11.6.12

S&P threatens to junk India







India could become the first Bric country sporting a non-investment grade rating, international credit rating agency Standard & Poor's has warned. “Slowing GDP growth and political roadblocks to economic policy making could put India at a risk of losing its investment-grade rating which is just one notch above speculative grade and carries a negative outlook,“ said S&P primary credit analysts Takahira Ogawa and Joydeep Mukherji .Slower GDP growth prospects and the risk of erosion in external liquidity and fiscal flexibility are weighing on the country's outlook rating. The outlook denotes the possible direction of the movement of the rating.  “The negative outlook also reflects the risk that Indian authorities may be unable to react to economic shocks quickly enough to maintain its current creditworthiness,“ said the analysts in the note. India's long-term sovereign rating at BBB is already at the lowest level in the investment grade category. While Russia and Brazil are one notch above India at BBB, China is several notches higher at AA (high safety category). Except India, all Bric members have a stable rating outlook as well.

India's rating outlook downgrade in April to negative reflects at least a one-in-three chance of a downgrade in next two years, if India's external position continues to deteriorate, its GDP growth prospects diminish, or if progress on fiscal reforms remains slow, the agency had said earlier.

“India is poorest sovereign (in terms of per capita GDP) to receive an investment grade rating. One of the key elements sustaining India's rating was India's ability to achieve comparatively high rates of economic growth,“ said Ogawa and Mukherji.
According to data from the planning commission, rapid growth contributed to a decline in poverty rate to 29.8 per cent in 2010 from 37.2 per cent in 2005, implying a drop of 40 million people in absolute number of country's poor as per capita income doubled.

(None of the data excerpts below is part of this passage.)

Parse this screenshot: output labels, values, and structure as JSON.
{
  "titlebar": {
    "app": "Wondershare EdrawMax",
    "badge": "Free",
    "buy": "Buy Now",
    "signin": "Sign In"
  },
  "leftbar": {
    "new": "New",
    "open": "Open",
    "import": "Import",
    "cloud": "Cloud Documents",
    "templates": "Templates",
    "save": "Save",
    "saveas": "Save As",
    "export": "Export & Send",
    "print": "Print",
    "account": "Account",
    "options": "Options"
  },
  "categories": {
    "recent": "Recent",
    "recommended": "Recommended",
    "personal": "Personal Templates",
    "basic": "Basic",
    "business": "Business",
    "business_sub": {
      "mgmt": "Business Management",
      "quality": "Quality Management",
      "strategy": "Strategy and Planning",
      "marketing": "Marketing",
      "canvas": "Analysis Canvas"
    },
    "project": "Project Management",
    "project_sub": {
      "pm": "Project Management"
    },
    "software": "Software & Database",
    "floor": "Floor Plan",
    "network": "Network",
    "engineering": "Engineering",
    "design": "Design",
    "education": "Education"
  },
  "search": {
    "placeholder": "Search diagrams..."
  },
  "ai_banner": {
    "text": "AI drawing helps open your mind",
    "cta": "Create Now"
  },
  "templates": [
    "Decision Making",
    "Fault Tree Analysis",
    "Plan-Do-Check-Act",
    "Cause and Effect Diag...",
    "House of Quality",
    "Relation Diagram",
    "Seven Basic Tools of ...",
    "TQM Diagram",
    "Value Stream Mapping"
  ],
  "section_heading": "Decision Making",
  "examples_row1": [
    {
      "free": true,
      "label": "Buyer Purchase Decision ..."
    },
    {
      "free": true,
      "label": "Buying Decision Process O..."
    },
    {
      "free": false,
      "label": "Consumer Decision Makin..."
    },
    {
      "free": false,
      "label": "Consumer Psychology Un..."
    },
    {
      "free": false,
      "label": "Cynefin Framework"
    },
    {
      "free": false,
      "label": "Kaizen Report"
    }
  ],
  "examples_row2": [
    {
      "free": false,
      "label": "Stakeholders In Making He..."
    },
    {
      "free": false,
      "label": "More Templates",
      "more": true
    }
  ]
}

But recent statistics show that GDP growth slumped to 5.3 per cent for the quarter ending March 2012 compared with 9.2 per cent in the January-March 2011.
Several agencies have cut their forecast for economic growth this year. The UN forecasts India's economy to grow at 6.7 per cent.  While brokerage JP Morgan forecasts a figure of six per cent, Morgan Stanley sees just 5.8 per cent growth.
Crisil, a subsidiary of S&P , forecasts a growth of 6.5 per cent in 2012-13.